6. Correlation between Vitamin D and prevalence of skin dysplasia and cancer in OTRs. [ Time Frame: Evaluated at baseline ]
   Vitamin D from blood sample analysis. Skin dysplasia and skin cancer assessed by clinical evaluation and non-invasive imaging.
7. Correlations between skin pigmentation, facial solar lentigines and prevalence of skin dysplasia and cancer in OTRs. [ Time Frame: Evaluated at baseline ]
   Skin pigmentation measured with skin reflectance. Facial solar lentigines measured by photographs. Skin dysplasia and skin cancer assessed by clinical evaluation and non-invasive imaging.
8. Correlation between prevalence of cervical HPV infection and prevalence of skin dysplasia and cancer in OTRs. [ Time Frame: Evaluated at baseline ]
   Number of women with cervical HPV infection measured by PCR test. Skin dysplasia and skin cancer assessed by clinical evaluation and non-invasive imaging.
9. Correlations between history of herpes zoster, prevalence of cervical HPV infection and prevalence of skin dysplasia and cancer in OTRs. [ Time Frame: Evaluated at baseline ]
   Number of women with history of herpes zoster determined by questionnaire. Number of women with cervical HPV infection measured by PCR test. Skin dysplasia and skin cancer assessed by clinical evaluation and non-invasive imaging.
10. Difference in prevalence and incidence of skin cancer in female OTRs compared to immunocompetent controls. [ Time Frame: Evaluated at baseline and during up to 15 years after baseline. ]
    Number of women with skin cancer from registries using registry linkage

Biospecimen Retention:   Samples With DNA

Whole blood samples from all OTRs at baseline and 6 months after the baseline visit.

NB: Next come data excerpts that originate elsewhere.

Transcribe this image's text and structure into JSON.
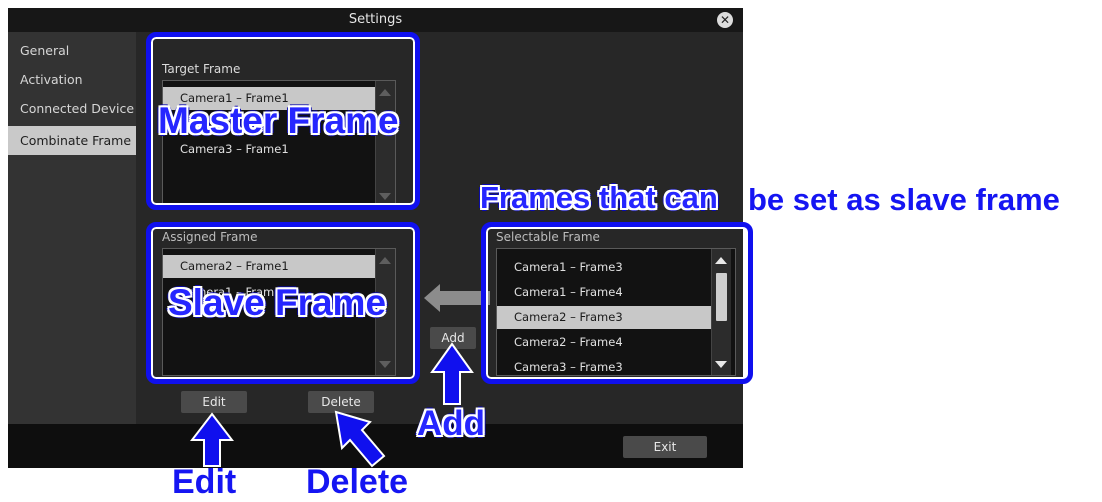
{
  "window": {
    "title": "Settings",
    "close_icon": "close-icon",
    "close_glyph": "✕"
  },
  "sidebar": {
    "items": [
      {
        "label": "General"
      },
      {
        "label": "Activation"
      },
      {
        "label": "Connected Device"
      },
      {
        "label": "Combinate Frame",
        "active": true
      }
    ]
  },
  "target_frame": {
    "label": "Target Frame",
    "items": [
      "Camera1 – Frame1",
      "Camera3 – Frame1"
    ],
    "selected": "Camera1 – Frame1"
  },
  "assigned_frame": {
    "label": "Assigned Frame",
    "items": [
      "Camera2 – Frame1",
      "Camera1 – Frame2"
    ],
    "selected": "Camera2 – Frame1"
  },
  "selectable_frame": {
    "label": "Selectable Frame",
    "items": [
      "Camera1 – Frame3",
      "Camera1 – Frame4",
      "Camera2 – Frame3",
      "Camera2 – Frame4",
      "Camera3 – Frame3"
    ],
    "selected": "Camera2 – Frame3"
  },
  "buttons": {
    "add": "Add",
    "edit": "Edit",
    "delete": "Delete",
    "exit": "Exit"
  },
  "annotations": {
    "master_frame": "Master Frame",
    "slave_frame": "Slave Frame",
    "selectable_caption_styled": "Frames that can",
    "selectable_caption_plain": "be set as slave frame",
    "add": "Add",
    "edit": "Edit",
    "delete": "Delete"
  },
  "colors": {
    "annotation_blue": "#1010ee",
    "selection_gray": "#c8c8c8",
    "dialog_bg": "#2b2b2b"
  }
}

Cervico-vaginal self-sample from all female OTRs and controls at baseline and 12 months after the baseline visit.

Oral mouthwash sample from all female OTRs and controls at baseline.

Eligibility Criteria

• Ages Eligible for Study: 18 Years and older (Adult, Older Adult)
• Sexes Eligible for Study: All
• Gender Based Eligibility: Yes
• Gender Eligibility Description: A total of 1200 OTRs, 600 male and 600 female OTRs, will be included. An immunocompetent control group of women (n=600) will be recruited.
• Accepts Healthy Volunteers: No
• Sampling Method: Non-Probability Sample

Study Population

OTRs attending regular skin cancer screening at the Departments of Dermatology at Bispebjerg Hospital (BBH), Gentofte University Hospital (GEH) and Zealand University Hospital Roskilde (ZUH) are eligible for inclusion in the cohort. Approximately 850 OTR patients are currently attending dermatologic screening at BBH, 400 at GEH, and 450 at ZUH.

A total of 1200 OTRs (600 men and 600 women) will be included. Patient inclusion will be distributed between the three dermatologic departments.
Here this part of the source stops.